Light at the end of the tunnel for Zim football

Grace Chingoma-Senior Sports Reporter

EFFORTS to have Zimbabwe’s suspension from international football lifted took a giant leap towards finalisation yesterday when another high-level FIFA delegation held another key meeting with the Sport and Recreation Commission in Harare. 

As was the case during their initial meeting in April, both FIFA and SRC kept a tight lid on their deliberations. 

But sources told The Herald last night that considerable progress had been made in the discussions with resolutions now being forwarded to the FIFA Council to make a determination on Zimbabwe’s fate.

FIFA, who are understood to be also keen on finding a lasting solution to the Zimbabwe crisis, dispatched a delegation that included representatives from CAF and COSAFA. 

The delegation included FIFA’s head of development programmes in Africa Solomon Mudege, Gelson Fernandes (FIFA director Member Associations Africa) and COSAFA president Artur de Almedida de Silva.

Almedida was also representing CAF in the indaba. 

FIFA, CAF and COSAFA met with SRC yesterday morning to finalise details on ZIFA’s situation ahead of a council meeting expected this week to review the country’s suspension, the sources said. 

 “Should the suspension be lifted it is expected that a Normalisation Committee would then be immediately put into place to implement a roadmap to the ZIFA reforms.”

Critically, it also emerged from the deliberations that Zimbabwe’s anticipated return to the international game will be without ousted ZIFA president Felton Kamambo and his board. 

There is also no immediate return for Gift Banda and his executive. 

Banda has been the acting ZIFA president since April 2022 when the association’s congress recalled the trio of Philemon Machana, Bryton Malandule and Kamambo. 

“The discussions have confirmed that Felton Kamambo and Banda led Executive will not be part of the interim arrangements at ZIFA. 

“FIFA are this time determined to clean the house completely at ZIFA from grassroots to the executive committee level. 

“What was also important from the meeting is that there is alignment, focus and co-operation between FIFA, CAF and the SRC,” added the sources. 

 After their lengthy indaba with SRC at the regulatory body’s boardroom at the National Sports Stadium, the parties then paid a courtesy call on Youth, Sport, Arts and Recreation Minister Kirsty Coventry to brief her on the latest developments on the ZIFA matter. 

Sports Commission director-general Eltah Nengomasha could not be drawn to comment on the arrival of the delegation and their itinerary. 

But as reported earlier by our sister paper The Sunday Mail a few weeks ago, this week has a strong bearing on the shape that is going to be taken by Zimbabwean football.

The Warriors are expected to be part of the 2026 World Cup qualifying campaign amid strong indications that FIFA could lift Zimbabwe’s suspension. 

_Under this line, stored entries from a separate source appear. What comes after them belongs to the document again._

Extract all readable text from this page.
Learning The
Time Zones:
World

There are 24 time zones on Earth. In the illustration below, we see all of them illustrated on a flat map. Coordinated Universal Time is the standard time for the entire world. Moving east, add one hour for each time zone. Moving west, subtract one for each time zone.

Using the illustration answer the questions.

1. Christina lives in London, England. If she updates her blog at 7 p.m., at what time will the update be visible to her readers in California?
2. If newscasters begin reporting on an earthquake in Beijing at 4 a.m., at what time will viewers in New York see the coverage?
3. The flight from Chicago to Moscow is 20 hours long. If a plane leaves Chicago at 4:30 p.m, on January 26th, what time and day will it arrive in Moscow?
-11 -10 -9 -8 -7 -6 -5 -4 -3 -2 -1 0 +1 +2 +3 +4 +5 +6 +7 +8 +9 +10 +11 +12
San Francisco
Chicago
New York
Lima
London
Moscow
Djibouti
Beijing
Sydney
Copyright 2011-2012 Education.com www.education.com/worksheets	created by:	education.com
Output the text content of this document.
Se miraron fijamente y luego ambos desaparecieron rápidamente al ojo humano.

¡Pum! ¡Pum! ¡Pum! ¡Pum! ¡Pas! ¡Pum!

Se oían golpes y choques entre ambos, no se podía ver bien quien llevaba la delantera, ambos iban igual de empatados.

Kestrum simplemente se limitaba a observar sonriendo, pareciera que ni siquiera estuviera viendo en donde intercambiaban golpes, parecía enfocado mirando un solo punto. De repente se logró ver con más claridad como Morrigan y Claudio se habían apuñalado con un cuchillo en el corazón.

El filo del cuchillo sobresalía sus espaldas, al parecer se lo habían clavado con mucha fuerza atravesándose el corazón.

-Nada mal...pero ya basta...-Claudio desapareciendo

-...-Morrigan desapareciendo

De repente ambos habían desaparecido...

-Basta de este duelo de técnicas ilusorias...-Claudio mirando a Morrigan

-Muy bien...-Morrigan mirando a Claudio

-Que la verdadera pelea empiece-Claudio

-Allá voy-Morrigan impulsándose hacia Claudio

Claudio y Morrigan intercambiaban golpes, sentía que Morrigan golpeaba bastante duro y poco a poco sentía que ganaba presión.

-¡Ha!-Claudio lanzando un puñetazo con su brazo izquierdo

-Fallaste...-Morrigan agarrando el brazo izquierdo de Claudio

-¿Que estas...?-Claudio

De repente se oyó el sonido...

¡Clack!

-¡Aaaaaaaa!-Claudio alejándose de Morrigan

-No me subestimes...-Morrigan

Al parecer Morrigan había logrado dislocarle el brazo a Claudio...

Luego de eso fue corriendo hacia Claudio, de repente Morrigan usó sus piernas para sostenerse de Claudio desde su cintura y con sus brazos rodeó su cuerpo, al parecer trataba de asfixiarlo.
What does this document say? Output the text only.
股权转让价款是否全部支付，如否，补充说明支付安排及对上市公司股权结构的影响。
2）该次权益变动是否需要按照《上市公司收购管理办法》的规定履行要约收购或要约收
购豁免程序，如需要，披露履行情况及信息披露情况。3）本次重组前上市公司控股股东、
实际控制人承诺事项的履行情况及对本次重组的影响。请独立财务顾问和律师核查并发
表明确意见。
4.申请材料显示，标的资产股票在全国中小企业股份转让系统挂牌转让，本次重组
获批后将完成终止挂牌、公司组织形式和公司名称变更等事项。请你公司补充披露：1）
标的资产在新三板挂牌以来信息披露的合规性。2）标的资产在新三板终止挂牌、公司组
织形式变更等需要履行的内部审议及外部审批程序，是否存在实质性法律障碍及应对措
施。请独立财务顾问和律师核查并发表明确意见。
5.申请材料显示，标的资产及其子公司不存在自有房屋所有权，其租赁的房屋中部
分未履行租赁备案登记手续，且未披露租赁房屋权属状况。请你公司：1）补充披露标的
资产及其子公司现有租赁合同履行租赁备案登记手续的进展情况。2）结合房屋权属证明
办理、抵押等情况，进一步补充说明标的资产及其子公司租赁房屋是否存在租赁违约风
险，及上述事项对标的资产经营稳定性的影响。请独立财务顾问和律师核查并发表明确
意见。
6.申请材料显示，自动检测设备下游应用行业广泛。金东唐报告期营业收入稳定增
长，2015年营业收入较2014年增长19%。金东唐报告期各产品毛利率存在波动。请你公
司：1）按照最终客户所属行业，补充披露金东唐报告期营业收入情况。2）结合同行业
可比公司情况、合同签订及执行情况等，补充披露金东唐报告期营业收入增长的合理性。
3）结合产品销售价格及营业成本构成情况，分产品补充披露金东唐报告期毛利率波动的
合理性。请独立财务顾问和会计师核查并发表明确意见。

The draw for the World Cup qualifiers, which will precede the 45th CAF Ordinary General Assembly, will be conducted in Cotonou, Benin, next Wednesday. 

Nine teams from the continent will qualify for the expanded World Cup, an increase of four from the slots that have been traditionally reserved for Africa. 

FIFA will stage the 2026 edition in three North American countries — Mexico, the United States and Canada.

The Warriors, who have slid into the 128th position on the FIFA rankings due to their inactivity, could bounce back just in time for the 2026 qualifiers. 

This world football governing body and the Sports and Recreation Commission (SRC) seem to have found common ground, which will pave the way for the setting up of the widely expected Normalisation Committee to oversee the administration of troubled ZIFA. 

FIFA would have to first lift Zimbabwe’s suspension before constituting a Normalisation Committee. FIFA appear to have been convinced that the “win-win” situation in Zimbabwe’s case was the appointment of the Normalisation Committee. 

Zimbabwe’s membership rights at FIFA were suspended last year in February when FIFA ruled that the intervention by the Sports Commission to suspend the ZIFA board pending investigations into various allegations of corruption and mismanagement constituted third-party interference.

The ZIFA board was suspended in November 2021 and three weeks later FIFA descended on Zimbabwe. Some members of the suspended board led by Kamambo were later kicked out of football via a vote of no confidence.